What I’m getting at with my post is this:

We have ROE on the battlefield. This should be added to it. I think that in this case, because it happened on foreign soil that the Geneva Conventions should be a guide as well. If every country fought on the battlefield with their own country’s civilian law, the battlefield would be very convoluted. That’s why civilian law shouldn’t and doesn’t apply to warfighting and that’s what the GC were created for.

2-17AirCav

“If every country fought on the battlefield with their own country’s civilian law….” Say no more. Roger that.

Doc Bailey

Well the Geneva convention deals with conflict with uniformed nations and their military. About insurgency it is amazingly mute. I goes to great length to describe HOW you uniform, or how uniformed enemies should be treated, but it says absolutely dick about insurgents, and hints (subtly) that such people’s rights are jack and shit. That was the whole legal reasoning against Waterboarding.

Did he have rights? Yup? Should he have been taken alive? Maybe. There MIGHT have been valuable intel (as with UBL) but if it’s a choice between kill or capture, and you’d need to let a golden opportunity slip away… Well you go for the kill.

Another thing ppl are forgetting is that charisma is not a common virtue. This dude had a silver tongue. If you keep killing the charismatic leaders, eventually you’ll get leaders that’ll piss the troops off too much. Killing foot soldiers can be counterproductive but leaders… They can not so readily replace. Especially English speaking ones

I still think this was a good kill. Laws probably should be made to clarify just when you lose the protection of your citizenship, but that’s down the road

Miss Ladybug

From what I understand, the only reason this guy was an American citizen is that his (Yemeni?) parents were in the U.S. studying. That whole birthright citizenship under its current interpretation. I’d like to see that fixed. The authors of the 14th Amendment are likely rolling over in their graves over how it has been viewed. Isn’t the U.S. the only nation in the world to grant citizenship just by virtue of being within its borders at the time of birth?

Cedo Alteram

33#”I get the feeling that these guys think the posse comitatus act should be global.” exactly nice line by the way.

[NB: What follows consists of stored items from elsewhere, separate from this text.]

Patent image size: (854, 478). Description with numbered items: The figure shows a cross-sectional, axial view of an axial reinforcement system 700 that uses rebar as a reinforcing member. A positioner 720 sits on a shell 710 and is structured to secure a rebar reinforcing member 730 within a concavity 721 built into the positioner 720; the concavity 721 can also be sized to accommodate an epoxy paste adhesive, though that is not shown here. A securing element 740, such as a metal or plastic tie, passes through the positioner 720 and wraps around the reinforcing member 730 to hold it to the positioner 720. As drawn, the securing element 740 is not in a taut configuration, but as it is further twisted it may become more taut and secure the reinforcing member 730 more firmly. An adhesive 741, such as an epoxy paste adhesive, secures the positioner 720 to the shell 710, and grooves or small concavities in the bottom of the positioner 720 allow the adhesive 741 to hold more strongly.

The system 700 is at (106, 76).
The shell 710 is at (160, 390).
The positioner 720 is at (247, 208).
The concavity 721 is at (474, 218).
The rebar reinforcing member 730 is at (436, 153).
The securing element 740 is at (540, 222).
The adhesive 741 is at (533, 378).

#38 Nicely stated, couldn’t agree more.

Man! Thought I was going to be parrying Ron Paul stupidy! Comforting to know I’m not alone.

tavern knight

I’m getting the idea the Ron Paul just threw himself under the bus…

Doc Bailey

Generally I tend not to like any REPUBLICAN candidate endorsed by cindy sheehan.

OWB

@45, Miss Ladybug: It is my understanding that the US is the only country left which grants citizenship that way. Even those countries such as the one in which I was born, of US citizens, offered a dual citizenship arrangement but I was required at the time of majority to take specific actions to make that happen. That seems to be one of those dark ages practices which by the mid 20th century most countries were reevaluating.

defendUSA

Yep, my former OIC said the same thing…he deserved due process. My thoughts are as follows: As am American, he committed treason the second he started supporting others who would commit terror acts against fellow citizens. And when he left this country and we know what we know? I say he forfeited his rights and didn’t give a rat’s ass about anything America gave him and he never did. Boom. I don’t buy into anything that can be thrown forward. He deserves a firing squad, while Nidal Hasaan watches.

sandboxpirate

While I am thrilled we were able to get this guy I understand where others are coming from with the whole citizen issue. I don’t think the President is going to start authorizing the executions of those who he doesn’t like or who oppose him. I think that is the point that some of those who oppose this action are making. Now the ACLU, they probably do believe this guys rights were violated and that he should have sat in the federal pen on our dime for the rest of his days. However some including me are worried about all of our rights moving forward. I do not oppose at all with what we did I just think it could be a slippery slope.